[SGVLUG] Re: Audio meeting

Dustin laurence at alice.caltech.edu
Sun Sep 4 22:12:37 PDT 2005


On Sun, 4 Sep 2005, Michael Proctor-Smith wrote:

> Dustin sense I don't have the easy access to planet ccrma sense I am tring 
> to setup a PPC laptop what packages are the minimium packages?
> jack(I picked cvs as that is what the basically suggested)
> I alos got qjackctl as the jack website suggested it.

Yes, definitely you want qjackctl to control jack.

> I am not sure with ardour should I use release or CVS?

The best advice if you're willing to build it yourself is to get the daily
tarball he puts out on the Ardour website and build from source:

http://ardour.org/download.php

Since you're trying to do this on PPC you don't have a choice about
building anyway, so I know you'll Do The Right Thing. :-)

> What other packages do you suggest as a start?

There are two categories: the Pro Audio stuff that is jack-aware, and 
other cool things that are not (and thus can be used independently).

Jack-Aware:

Ardour is the core of your workflow if you're recording, and it won't even
start without Jack, so those are the two absolute necessities.  With those
you can get sound into your computer and mix it, so that's enough to get
started and more.  From there it depends on what you want to do.

* If you want to apply effects to your recorded tracks (note that even
  fine-grained EQ would qualify, I don't just mean flange the bejeesus out
  of it or something), you need a big box of LADSPA plugins (this is the
  plugin architecture that Ardour and all the other Pro Audio tools
  support).  Debian has several packages of LADSPA plugins, probably other
  distros do as well, so at least the x86 crowd shouldn't need to build 
  from source.  I'm sure Planet CCRMA has source .rpms for Fedora, that's 
  what you'd build from, other people can just install binaries from the 
  planet, or Demudi (for Debian), or AudioSlack, or whatever, as
  appropriate.  If you go crazy with effects, you might need jack-rack, 
  but probably you'll just use them within Ardour or Audacity.

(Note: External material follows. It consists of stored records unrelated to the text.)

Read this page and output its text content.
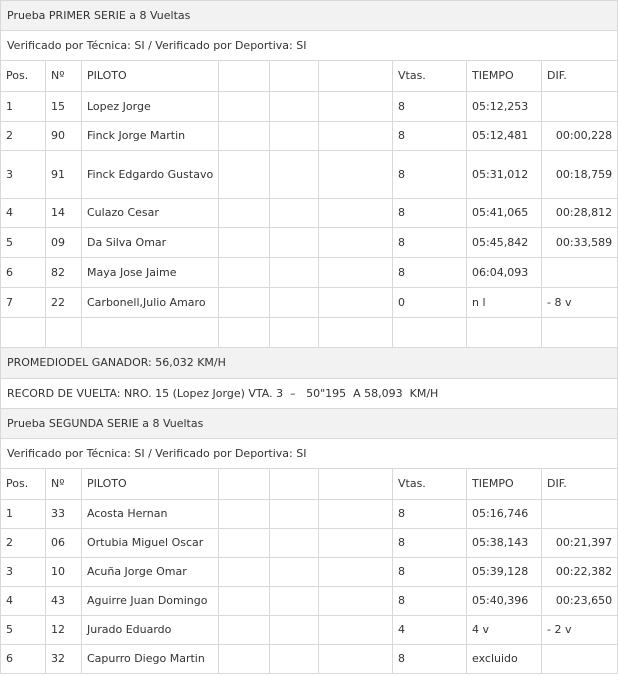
Prueba PRIMER SERIE a 8 Vueltas								
Verificado por Técnica: SI / Verificado por Deportiva: SI								
Pos.	Nº	PILOTO				Vtas.	TIEMPO	DIF.
1	15	Lopez Jorge				8	05:12,253	
2	90	Finck Jorge Martin				8	05:12,481	00:00,228
3	91	Finck Edgardo Gustavo				8	05:31,012	00:18,759
4	14	Culazo Cesar				8	05:41,065	00:28,812
5	09	Da Silva Omar				8	05:45,842	00:33,589
6	82	Maya Jose Jaime				8	06:04,093	
7	22	Carbonell,Julio Amaro				0	n l	- 8 v

PROMEDIODEL GANADOR: 56,032 KM/H								
RECORD DE VUELTA: NRO. 15 (Lopez Jorge) VTA. 3  –   50"195  A 58,093  KM/H								
Prueba SEGUNDA SERIE a 8 Vueltas								
Verificado por Técnica: SI / Verificado por Deportiva: SI								
Pos.	Nº	PILOTO				Vtas.	TIEMPO	DIF.
1	33	Acosta Hernan				8	05:16,746	
2	06	Ortubia Miguel Oscar				8	05:38,143	00:21,397
3	10	Acuña Jorge Omar				8	05:39,128	00:22,382
4	43	Aguirre Juan Domingo				8	05:40,396	00:23,650
5	12	Jurado Eduardo				4	4 v	- 2 v
6	32	Capurro Diego Martin				8	excluido	
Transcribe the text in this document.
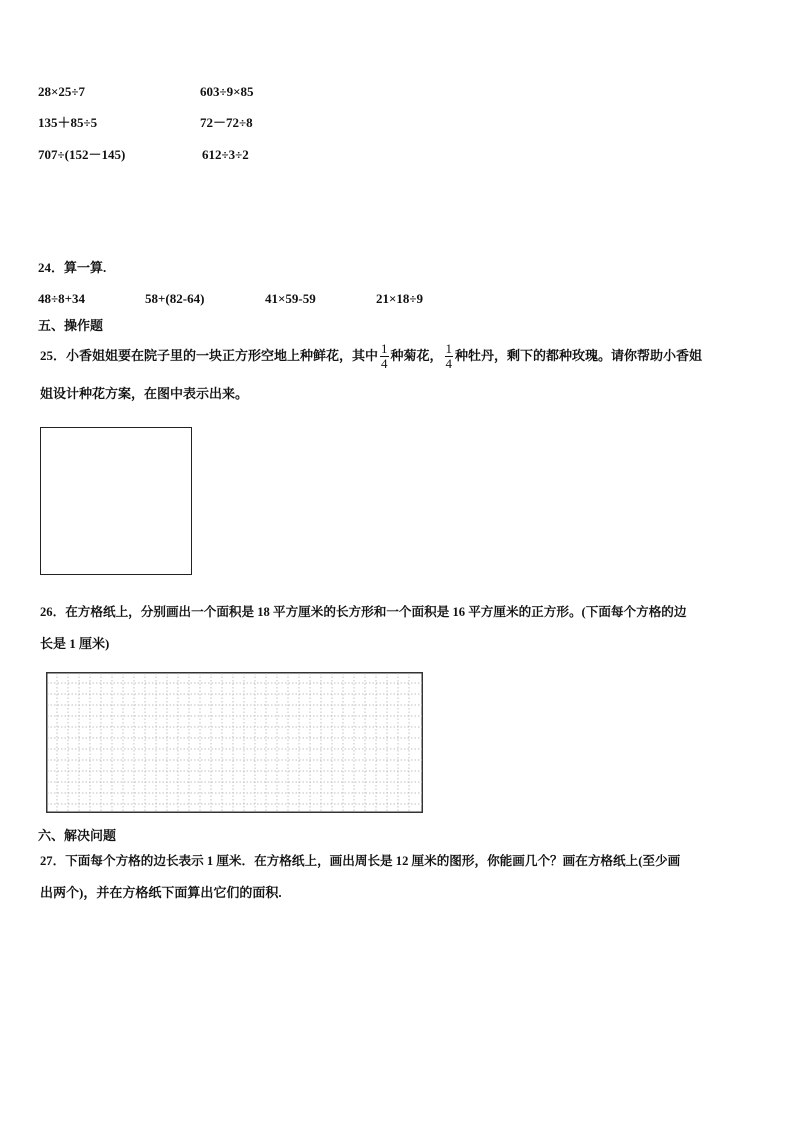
28×25÷7	603÷9×85
135＋85÷5	72－72÷8
707÷(152－145)	612÷3÷2
24．算一算.
48÷8+34	58+(82-64)	41×59-59	21×18÷9
五、操作题
25．小香姐姐要在院子里的一块正方形空地上种鲜花，其中 $\frac{1}{4}$ 种菊花， $\frac{1}{4}$ 种牡丹，剩下的都种玫瑰。请你帮助小香姐
姐设计种花方案，在图中表示出来。
26．在方格纸上，分别画出一个面积是 18 平方厘米的长方形和一个面积是 16 平方厘米的正方形。(下面每个方格的边
长是 1 厘米)
六、解决问题
27．下面每个方格的边长表示 1 厘米．在方格纸上，画出周长是 12 厘米的图形，你能画几个？画在方格纸上(至少画
出两个)，并在方格纸下面算出它们的面积.
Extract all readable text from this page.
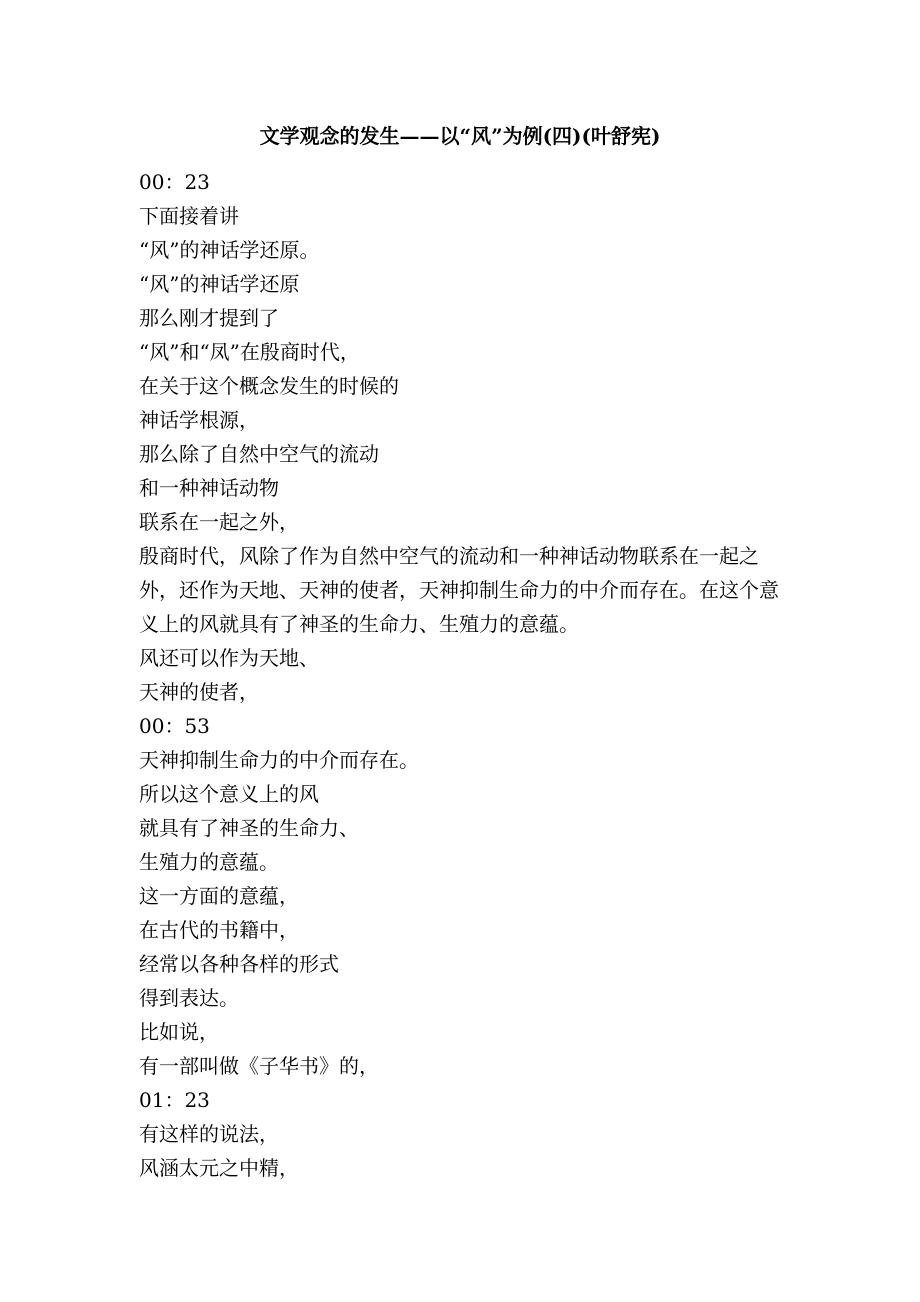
文学观念的发生——以“风”为例(四)(叶舒宪)
00：23
下面接着讲
“风”的神话学还原。
“风”的神话学还原
那么刚才提到了
“风”和“凤”在殷商时代，
在关于这个概念发生的时候的
神话学根源，
那么除了自然中空气的流动
和一种神话动物
联系在一起之外，
殷商时代，风除了作为自然中空气的流动和一种神话动物联系在一起之外，还作为天地、天神的使者，天神抑制生命力的中介而存在。在这个意义上的风就具有了神圣的生命力、生殖力的意蕴。
风还可以作为天地、
天神的使者，
00：53
天神抑制生命力的中介而存在。
所以这个意义上的风
就具有了神圣的生命力、
生殖力的意蕴。
这一方面的意蕴，
在古代的书籍中，
经常以各种各样的形式
得到表达。
比如说，
有一部叫做《子华书》的，
01：23
有这样的说法，
风涵太元之中精，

* If you want a drum machine, Hydrogen is very nice.  For one thing, I've
  never used a drum machine and I was able to start using it without 
  reading documentation (so it must not be unix software, eh?).

* If you want to work with written notation and/or MIDI, there are a bunch
  of choices I haven't explored yet.  Check out Noteedit, SoundGarden,
  Timidity, and ZynAddSubFX.

Jack Not Needed:

* Audacity is a very handy soundfile editor.  It can also do simple
  multitrack recording.  It isn't anywhere near Ardour's league for
  recording, but it is a much better editor for already-recorded 
  soundfiles and a nice entry point into Linux Audio.  It uses LADSPA
  plugins, so you may want those too.

* Once you have your instrument attached to the computer all the time 
  you'll not want to unplug to tune it, so you might like a software
  tuner like guitune (K, Qt, and Gtk flavors) or FMIT (actually this is
  jack-aware but I can't get it to build).

I guess this should go on the website, shouldn't it?